272 stars 47 forks source link

Merge FASTQs of same sample before TRUST4 #246

Closed wvictor14 closed 8 months ago

wvictor14 commented 8 months ago

Hi, thank you for the wonderful package, I expect it to be highly useful for my project. I am using TRUST4 to analyse a public 10x 5' scRNAseq dataset, which has data on SRA.

Each experimental sample (SRA experiment) has multiple SRA runs. For example, there are 4 runs for this SRA experiment:

Each run has two FASTQs R1 (barcode + umi) and R2

I am wondering for calling TCRs, if you would suggest to merge runs, so all R1 together, and all R2 together for a given experiment.

Before running trust4, or is it OK to run trust4 on each run individually?

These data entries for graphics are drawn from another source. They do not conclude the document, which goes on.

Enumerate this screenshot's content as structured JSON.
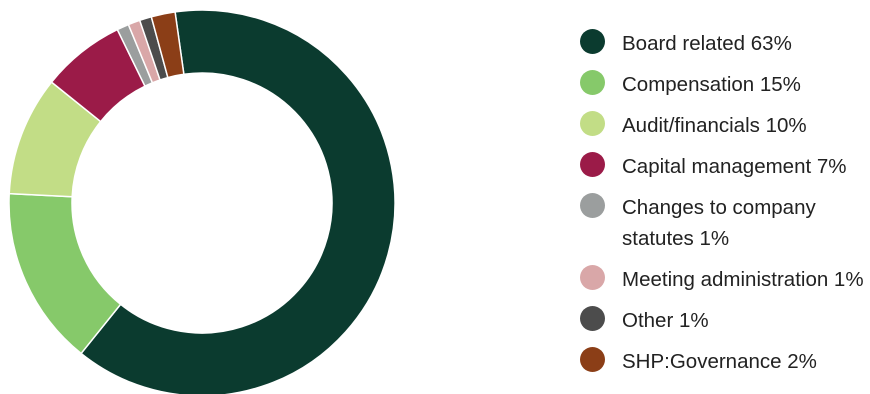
{
  "chart_data": {
    "type": "pie",
    "donut": true,
    "legend_position": "right",
    "slices": [
      {
        "label": "Board related 63%",
        "value": 63,
        "color": "#0b3b2f"
      },
      {
        "label": "Compensation 15%",
        "value": 15,
        "color": "#86c96a"
      },
      {
        "label": "Audit/financials 10%",
        "value": 10,
        "color": "#c2dd86"
      },
      {
        "label": "Capital management 7%",
        "value": 7,
        "color": "#9b1b48"
      },
      {
        "label": "Changes to company statutes 1%",
        "value": 1,
        "color": "#9b9e9e"
      },
      {
        "label": "Meeting administration 1%",
        "value": 1,
        "color": "#d9a7a8"
      },
      {
        "label": "Other 1%",
        "value": 1,
        "color": "#4c4c4c"
      },
      {
        "label": "SHP:Governance 2%",
        "value": 2,
        "color": "#8b3e17"
      }
    ]
  }
}
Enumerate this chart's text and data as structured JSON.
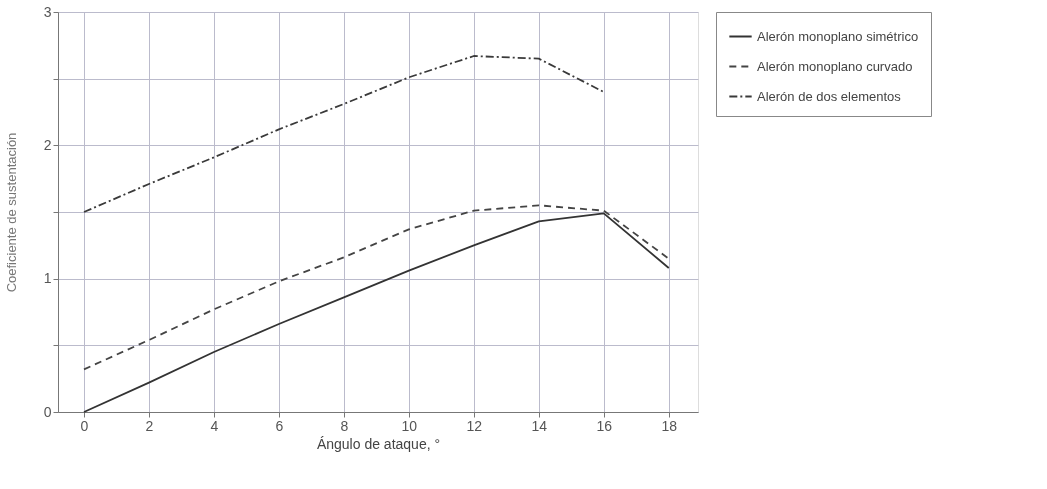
{
  "chart_data": {
    "type": "line",
    "xlabel": "Ángulo de ataque, °",
    "ylabel": "Coeficiente de sustentación",
    "x": [
      0,
      2,
      4,
      6,
      8,
      10,
      12,
      14,
      16,
      18
    ],
    "xlim": [
      -0.8,
      18.9
    ],
    "xticks": [
      0,
      2,
      4,
      6,
      8,
      10,
      12,
      14,
      16,
      18
    ],
    "ylim": [
      0,
      3
    ],
    "yticks": [
      0,
      {
        "value": 0.5,
        "label": null
      },
      1,
      {
        "value": 1.5,
        "label": null
      },
      2,
      {
        "value": 2.5,
        "label": null
      },
      3
    ],
    "grid": true,
    "legend": "right",
    "marker": "none",
    "series": [
      {
        "name": "Alerón monoplano simétrico",
        "color": "#333333",
        "line_style": "solid",
        "values": [
          0,
          0.22,
          0.45,
          0.66,
          0.86,
          1.06,
          1.25,
          1.43,
          1.49,
          1.08
        ]
      },
      {
        "name": "Alerón monoplano curvado",
        "color": "#444444",
        "line_style": "dashed",
        "values": [
          0.32,
          0.54,
          0.77,
          0.98,
          1.16,
          1.37,
          1.51,
          1.55,
          1.51,
          1.15
        ]
      },
      {
        "name": "Alerón de dos elementos",
        "color": "#3a3a3a",
        "line_style": "dashdot",
        "values": [
          1.5,
          1.71,
          1.91,
          2.12,
          2.31,
          2.51,
          2.67,
          2.65,
          2.4,
          null
        ]
      }
    ]
  }
}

I was thinking that if there are reads for the same barcode/cell across different runs, then it would make sense to merge them first, so that they can get assembled.

mourisl commented 8 months ago

You don't need to manually merge them. You can use a space-separated list for the -1 -2/-u/--barcode options.

wvictor14 commented 8 months ago

That's pretty convenient!

like this?

run-trust4 \
  --barcode A_fastq_1 B_fastq_1 \
  --readFormat bc:0:15 \
  -u A_fastq_2 B_fastq_2

mourisl commented 8 months ago

Right.

wvictor14 commented 8 months ago

Thank you for the prompt replies.

One last question, if I don't specify the umi range in barcode, does it automatically get decided as the remaining sequence after the barcode? in this case, 16:-1

I saw this recommended code in other issues, but just wanted to make sure.

mourisl commented 8 months ago

If you need the count in UMI, you shall also use --UMI to specify the UMI file (--UMI A_fastq_1 B_fastq_1), which are the same the barcode files in your case. You also need to add the um:16:-1 to the --readFormat option.

wvictor14 commented 8 months ago

Would you mind explaining in what cases would one want to have UMI specified? The example in the README for example does not specify umi field for 10x data. And this issue https://github.com/liulab-dfci/TRUST4/issues/217 concluded without having a umi specification in the solution.

mourisl commented 8 months ago

From my experience, if it is regular 5' scRNA-seq data, using UMI and read count to estimate each chains expression level yields very similar results. I think UMI is more crucial for amplified data, i.e. TCR-seq, V(D)J-seq, to reduce the PCR bias.

wvictor14 commented 8 months ago

I see, thank you for answering my questions, this has been very helpful!